And I step back until my back finds its own tree, and I slide down the trunk, sitting on the cool grass, droplets of dew soaking through my white and pink, frilly skirt. The skirt of my magical girl form.

I cross my arms over my knees and bury my face on them. Years waiting for her, trying to think of the better way to do this, to reassure her, to help her heal, and I still manage to screw it up, to hurt her once again in a world made so she wouldn’t have to hurt anymore…

I don’t deserve to cry.

But, as I do, as burning tears flow down my cheeks, the rules of this place not allowing me to disguise my emotions when they are this intense…

A hand lies on my head, the warmth seeping through my hair, and the grass rustles in front of me.

I raise my head to meet Homura’s eyes, her face right in front of mine, kneeling in front of me.

“I’m sorry. I didn’t want to hurt you.”

We are still connected, our souls still touching through the grasp that’s allowed us to get here together.

I guess that’s why we say the words at once.

***

We are resting once again, our backs leaning on the same tree, our shoulders touching.

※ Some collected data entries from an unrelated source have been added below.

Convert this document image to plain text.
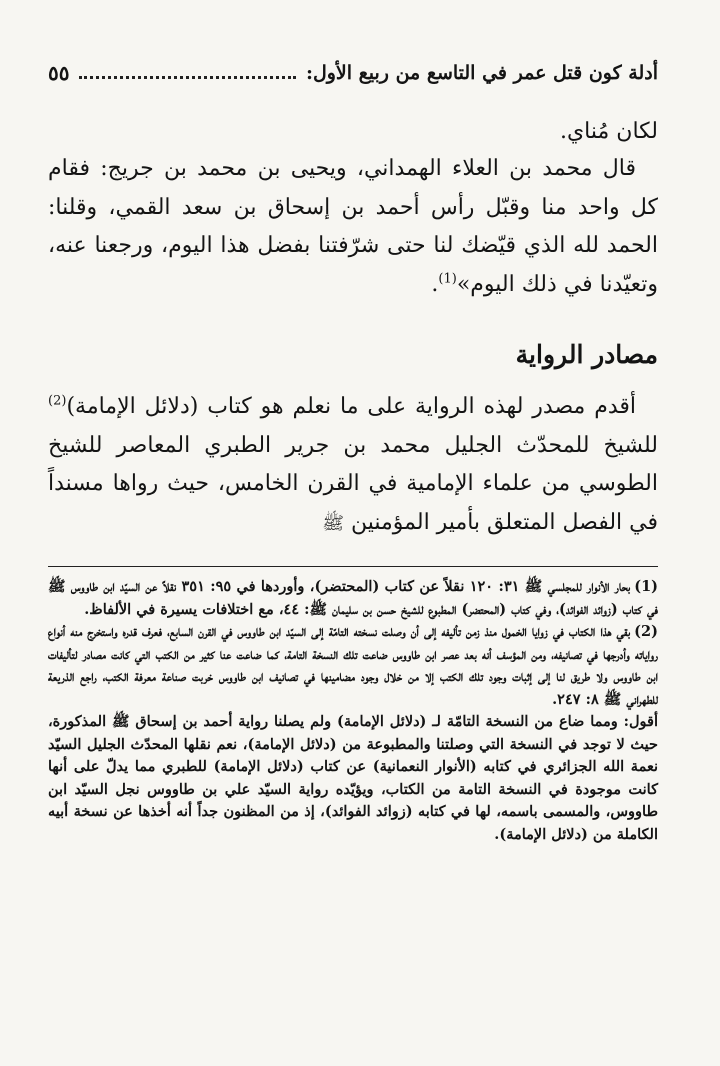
أدلة كون قتل عمر في التاسع من ربيع الأول:
٥٥
لكان مُناي.
 قال محمد بن العلاء الهمداني، ويحيى بن محمد بن جريج: فقام كل واحد منا وقبّل رأس أحمد بن إسحاق بن سعد القمي، وقلنا: الحمد لله الذي قيّضك لنا حتى شرّفتنا بفضل هذا اليوم، ورجعنا عنه، وتعيّدنا في ذلك اليوم»$^{(1)}$.
مصادر الرواية
 أقدم مصدر لهذه الرواية على ما نعلم هو كتاب (دلائل الإمامة)$^{(2)}$ للشيخ للمحدّث الجليل محمد بن جرير الطبري المعاصر للشيخ الطوسي من علماء الإمامية في القرن الخامس، حيث رواها مسنداً في الفصل المتعلق بأمير المؤمنين ﷺ

(1)بحار الأنوار للمجلسي ﷺ ٣١: ١٢٠ نقلاً عن كتاب (المحتضر)، وأوردها في ٩٥: ٣٥١ نقلاً عن السيّد ابن طاووس ﷺ في كتاب (زوائد الفوائد)، وفي كتاب (المحتضر) المطبوع للشيخ حسن بن سليمان ﷺ: ٤٤، مع اختلافات يسيرة في الألفاظ.

(2)بقي هذا الكتاب في زوايا الخمول منذ زمن تأليفه إلى أن وصلت نسخته التامّة إلى السيّد ابن طاووس في القرن السابع، فعرف قدره واستخرج منه أنواع رواياته وأدرجها في تصانيفه، ومن المؤسف أنه بعد عصر ابن طاووس ضاعت تلك النسخة التامة، كما ضاعت عنا كثير من الكتب التي كانت مصادر لتأليفات ابن طاووس ولا طريق لنا إلى إثبات وجود تلك الكتب إلا من خلال وجود مضامينها في تصانيف ابن طاووس خربت صناعة معرفة الكتب، راجع الذريعة للطهراني ﷺ ٨: ٢٤٧.

أقول: ومما ضاع من النسخة التامّة لـ (دلائل الإمامة) ولم يصلنا رواية أحمد بن إسحاق ﷺ المذكورة، حيث لا توجد في النسخة التي وصلتنا والمطبوعة من (دلائل الإمامة)، نعم نقلها المحدّث الجليل السيّد نعمة الله الجزائري في كتابه (الأنوار النعمانية) عن كتاب (دلائل الإمامة) للطبري مما يدلّ على أنها كانت موجودة في النسخة التامة من الكتاب، ويؤيّده رواية السيّد علي بن طاووس نجل السيّد ابن طاووس، والمسمى باسمه، لها في كتابه (زوائد الفوائد)، إذ من المظنون جداً أنه أخذها عن نسخة أبيه الكاملة من (دلائل الإمامة).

It’s only our eyes that aren’t meeting.

“It’s… This place reflects who you are. Most people look like their own body, just dressed in a way that’s somehow meaningful to them, but us, the ones who were a magical girl once…”

“I understand. I think. It’s like… like when we first transformed, isn’t it? We didn’t choose how we looked, yet it always felt somehow fitting. Sayaka…”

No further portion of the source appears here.